Sales of new single-family houses in April fell 42 percent nationally from April 2007, the Census Bureau said today - the biggest drop since September 1981.
"Our latest builder surveys actually show that home buying has not yet stabilized, and we are anticipating some further erosion over the coming months," said David Seiders, National Association of Home Builders chief economist.
The Northeast had the highest year-over-year drop at 58 percent.
Sales in the region rose 41.7 percent in April from March, however.
Month-to-month, sales nationally rose 3.3 percent.
April's median new-home sales price was $246,100, up 1.5 percent from $242,500 in April 2007. In March, new-home prices were 14.7 percent lower than March 2007.
Newport said that because the monthly prices jumped around so much, a better measure of change was the Census Bureau's constant-quality price index, which showed first-quarter prices 7.65 percent lower than a year earlier.
The seasonally adjusted estimate of new houses for sale at the end of April was 456,000. This represents a supply of 10.6 months at the current sales rate.

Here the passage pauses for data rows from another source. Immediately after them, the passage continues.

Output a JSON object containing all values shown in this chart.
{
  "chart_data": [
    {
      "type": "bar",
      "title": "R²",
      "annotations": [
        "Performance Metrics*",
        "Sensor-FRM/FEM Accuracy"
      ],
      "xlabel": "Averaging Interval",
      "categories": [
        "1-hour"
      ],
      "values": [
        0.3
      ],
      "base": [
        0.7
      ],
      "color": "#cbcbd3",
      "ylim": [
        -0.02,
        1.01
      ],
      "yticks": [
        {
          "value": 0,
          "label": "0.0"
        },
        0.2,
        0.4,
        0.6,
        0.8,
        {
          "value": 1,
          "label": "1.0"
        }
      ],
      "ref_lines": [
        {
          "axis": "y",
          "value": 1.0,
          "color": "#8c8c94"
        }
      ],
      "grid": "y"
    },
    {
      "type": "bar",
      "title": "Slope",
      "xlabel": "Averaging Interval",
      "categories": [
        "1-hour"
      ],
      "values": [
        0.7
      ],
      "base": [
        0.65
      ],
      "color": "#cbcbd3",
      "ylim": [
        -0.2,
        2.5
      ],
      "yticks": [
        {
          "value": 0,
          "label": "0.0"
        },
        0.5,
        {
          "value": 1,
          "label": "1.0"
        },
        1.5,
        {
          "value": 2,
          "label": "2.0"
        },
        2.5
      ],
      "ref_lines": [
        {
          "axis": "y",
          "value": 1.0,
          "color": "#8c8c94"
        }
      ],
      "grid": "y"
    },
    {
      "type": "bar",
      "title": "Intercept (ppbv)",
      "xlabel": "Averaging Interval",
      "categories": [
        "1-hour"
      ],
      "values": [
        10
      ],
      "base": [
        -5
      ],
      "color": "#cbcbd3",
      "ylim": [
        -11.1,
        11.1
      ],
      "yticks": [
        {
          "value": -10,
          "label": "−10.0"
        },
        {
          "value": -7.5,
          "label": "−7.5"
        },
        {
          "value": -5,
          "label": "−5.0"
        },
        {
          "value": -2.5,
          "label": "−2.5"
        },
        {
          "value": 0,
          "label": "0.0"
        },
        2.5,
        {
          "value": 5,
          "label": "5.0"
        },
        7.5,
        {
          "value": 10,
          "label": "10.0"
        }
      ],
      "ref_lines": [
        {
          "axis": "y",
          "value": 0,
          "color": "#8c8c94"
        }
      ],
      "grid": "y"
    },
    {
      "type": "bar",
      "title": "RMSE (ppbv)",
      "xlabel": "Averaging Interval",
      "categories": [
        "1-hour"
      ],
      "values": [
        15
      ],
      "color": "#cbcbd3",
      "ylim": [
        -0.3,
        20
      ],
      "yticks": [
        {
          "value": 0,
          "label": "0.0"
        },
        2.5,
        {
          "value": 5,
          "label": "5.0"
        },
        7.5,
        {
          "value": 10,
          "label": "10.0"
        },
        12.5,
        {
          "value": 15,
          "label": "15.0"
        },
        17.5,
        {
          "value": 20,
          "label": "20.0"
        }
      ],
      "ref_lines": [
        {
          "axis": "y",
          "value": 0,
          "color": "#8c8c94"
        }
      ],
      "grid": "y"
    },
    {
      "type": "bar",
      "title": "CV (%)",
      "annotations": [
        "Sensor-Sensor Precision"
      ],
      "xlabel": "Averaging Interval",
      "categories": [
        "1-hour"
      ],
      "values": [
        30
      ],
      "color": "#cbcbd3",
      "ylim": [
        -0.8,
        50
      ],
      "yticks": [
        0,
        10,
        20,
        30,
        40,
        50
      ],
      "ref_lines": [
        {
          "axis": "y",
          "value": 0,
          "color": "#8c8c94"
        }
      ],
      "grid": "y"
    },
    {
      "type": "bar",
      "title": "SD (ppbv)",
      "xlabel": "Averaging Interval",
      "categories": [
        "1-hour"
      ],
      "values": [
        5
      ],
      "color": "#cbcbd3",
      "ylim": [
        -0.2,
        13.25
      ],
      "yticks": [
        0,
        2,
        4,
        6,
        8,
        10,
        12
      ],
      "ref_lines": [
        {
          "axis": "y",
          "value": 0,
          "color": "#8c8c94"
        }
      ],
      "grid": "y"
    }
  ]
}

The peak was 575,000 two years ago.
"This is the silver lining in the new-home sales data," said Moody's Economy.com chief economist Mark Zandi. "Even though sales are abysmally low, inventories of unsold homes are falling. There is a long way to go as a normal level of inventory is 300,000, but the market is moving in the right direction."
Completed homes accounted for 40 percent of the total for sale, up from 33 percent a year earlier, and the median number of months for sale since completion rose to eight – the highest since mid-1991.